Thanks for your comment, Sinc. As it turned out for us, the frequency of invoking some of the Feature Line commands made the delay of repetitively accessing the Ribbon unacceptable. The difference that the quick keys made for us was tangible, and in the end we were glad to have been cornered into using quick keys. But you are sure right that the Ribbon is available for those commands.

Emily said...

This is just what I have been looking for! I just switched from 2009 to 2011, and I was frustrated that I didn't have the Feature Line Toolbar. I am still trying to convince my co-workers (still using ACAD 2004 and Eagle Point) to switch, but they are having a hard time getting over the hump. Thank you for posting this (in 2009)! I have searched for the last couple of months to try and get that toolbar back, without success.

Thomas Gail Haws said...

Thanks so much for taking the time to share with me your appreciation, Emily. I hope your co-workers learn to have fun with Civil 3D.

Anonymous said...

I have to agree Thomas... it seems to me the reason for the command line was exactly what you're talking about.
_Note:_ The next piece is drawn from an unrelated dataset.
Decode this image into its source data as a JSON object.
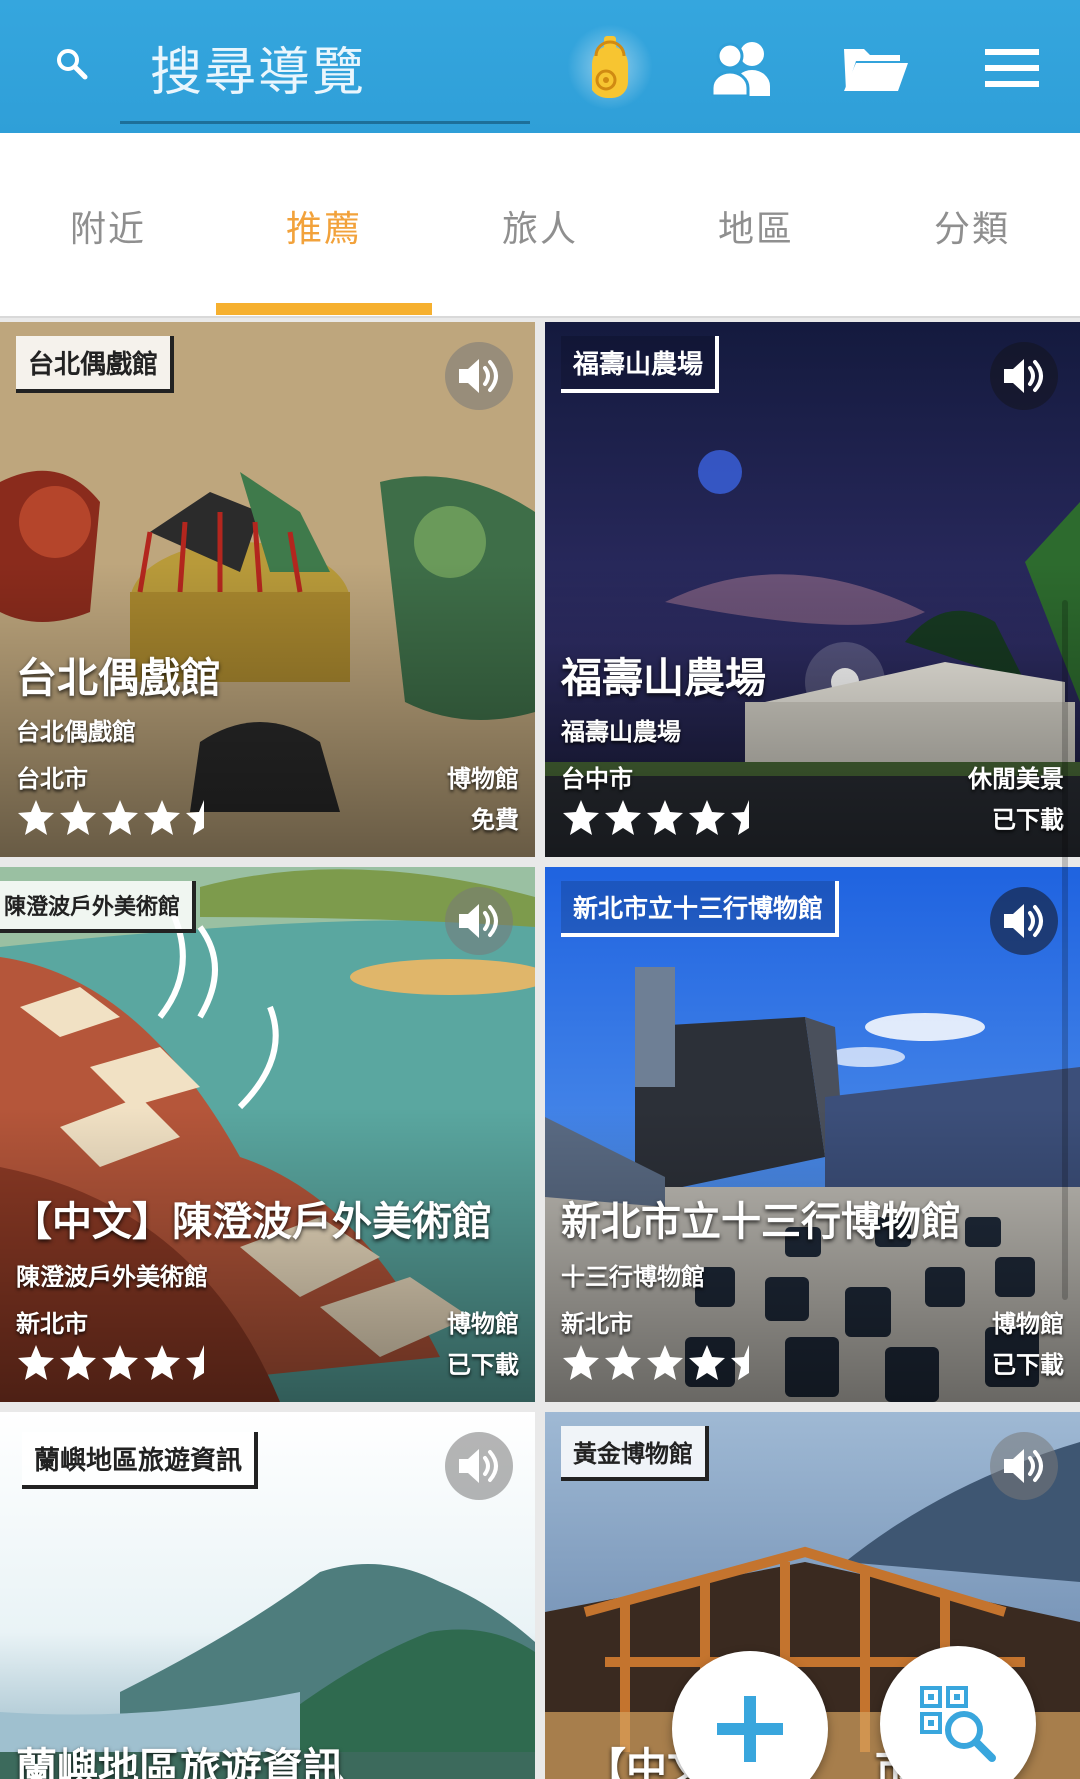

In fact, it's my understanding the "tablet" and icons were a large time consumption as a drafter had to leave his drawing space to click on some item, disrupting flow and creating potential opportunities for additional error. It seems to me they are re-introducing the very problem they eliminated with the command line by forcing use of the ribbon for repetative tasks... most especially the grading features and feature line (3dpolyline). I'm guessing the group running the show there now are my age (meaning too young to know better). The fact that they added 1 more step to something as common as the feature line (3dpolyline) ... meaning, that dreadful dialogue box, they are willing to sacrifice the ease of use of the command line. I hope, in the future, they find the ribbon a last resort, and the command 1st, though I imagine they added the ribbon to assist "noobs", engineers in training, etc, offering a more graphical interface for the simple-ton. Anyhow... enough venting... what's it really do anyhow.


Chris said...

I can't get this lisp to work. Is there something else I need to do than copy/paste into notepad and save as .lsp?

Thomas Gail Haws said...

Yes, Chris. If you are making a new lsp file, you also need to load it in each session. One way to do this is to add the new lsp file to your startup suite. You can use the APPLOAD command to do this.

Many people already have lsp files they load, so I'm sorry I didn't cover the loading part.


Chris said...

Oh, no. I know how to load the file. I was just having problems creating it as a new file. I ended up just copying another lisp I use and replacing it with this code and resaving, then changing the name, and putting my other lisp back in the same directoy now with my new lisp. For some reason my computer kept seeing it as a .txt eventhough I saved as .lsp.

Also, I appreciate your timely response, I wasn't really expecting feedback. Thanks!

Thomas Gail Haws said...

Yeah. It's kind of frustrating that by default Windows hides the extensions for files and then supplies it invisibly so that it's impossible for you to change a file from txt to lsp or anything else.

You know there's a setting under the File Explorer menu for this? Use Alt+T in the Windows File Explorer to access the Tools menu, then select Folder Options, View tab, and uncheck "Hide extensions for known file types". Hope that's helpful.

Thomas Gail Haws said...


I don't know how I missed your comments, but I really, really like your observations. Very insightful. Good history lesson too. I hope Autodesk is listening.